Paracetamol versus indomethacin
There was little to no difference between paracetamol and indomethacin for failure of ductal closure after the first course (RR 1.02, 95% CI 0.78 to 1.33; 4 studies, 380 infants; low-certainty evidence). There was little to no difference between paracetamol and indomethacin for all-cause mortality during hospital stay (RR 0.86, 95% CI 0.39 to 1.92; 2 studies, 114 infants; low-certainty evidence). The rate of NEC may be lower in the paracetamol group (3.7%) versus the indomethacin group(9.2%) (RR 0.42, 95% CI 0.19 to 0.96; 4 studies, 384 infants; low-certainty evidence).

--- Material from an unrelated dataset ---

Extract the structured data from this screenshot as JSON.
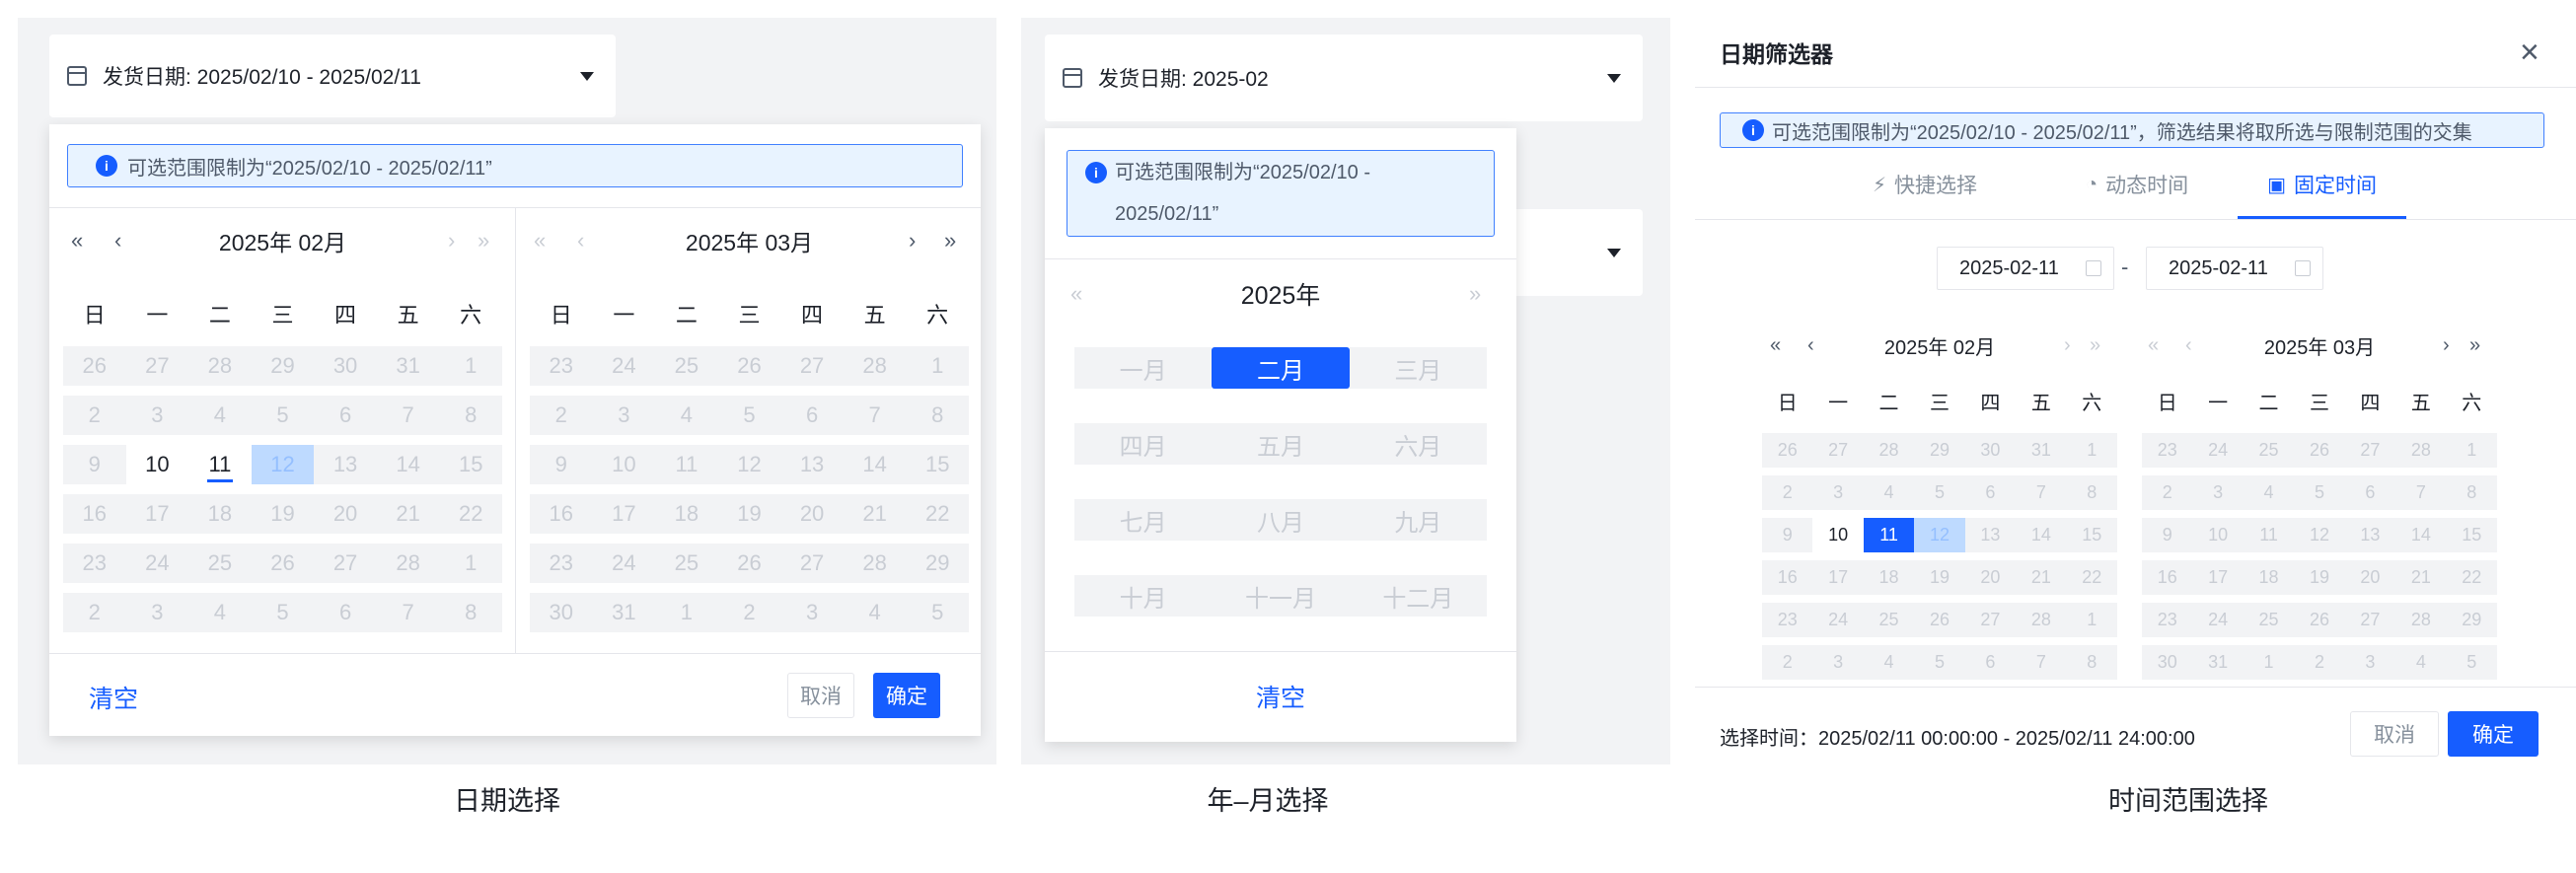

Prophylactic paracetamol versus placebo/no intervention
Prophylactic paracetamol (17%) compared to placebo/no intervention (61%) may reduce failure of ductal closure after one course (RR 0.27, 95% CI 0.18 to 0.42; 3 studies, 240 infants; low-certainty evidence). There was little to no difference between prophylactic paracetamol and placebo/no intervention for all-cause mortality during hospital stay (RR 0.59, 95% CI 0.24 to 1.44; 3 studies, 240 infants; low-certainty evidence). No studies reported on NEC.
Early paracetamol treatment versus placebo/no intervention
Early paracetamol treatment (28%) compared to placebo/no intervention (79%) may reduce failure of ductal closure after one course when used before 14 days' postnatal age (RR 0.35, 95% CI 0.23 to 0.53; 2 studies, 127 infants; low-certainty evidence). No studies reported on all-cause mortality during hospital stay or NEC.
Late paracetamol treatment versus placebo/no intervention
There was little to no difference between late paracetamol and placebo for failure of ductal closure after one course of treatment when used at or after 14 days' postnatal age (RR 0.85, 95% CI 0.72 to 1.01; 1 study, 55 infants; low-certainty evidence) or NEC (RR 1.04, 95% CI 0.07 to 15.76; 1 study, 55 infants; low-certainty evidence). No data were reported for all-cause mortality during hospital stay.
Paracetamol combined with ibuprofen versus ibuprofen combined with placebo or no intervention
There was little to no difference between paracetamol plus ibuprofen compared to ibuprofen plus placebo or no intervention for failure of ductal closure after the first course (RR 0.77, 95% CI 0.43 to 1.36; 2 studies, 111 infants; low-certainty evidence). There was little to no difference between paracetamol plus ibuprofen compared to ibuprofen plus placebo or no intervention for NEC (RR 0.33, 95% CI 0.01 to 7.45; 1 study, 24 infants; low-certainty evidence). No data were reported for all-cause mortality during hospital stay.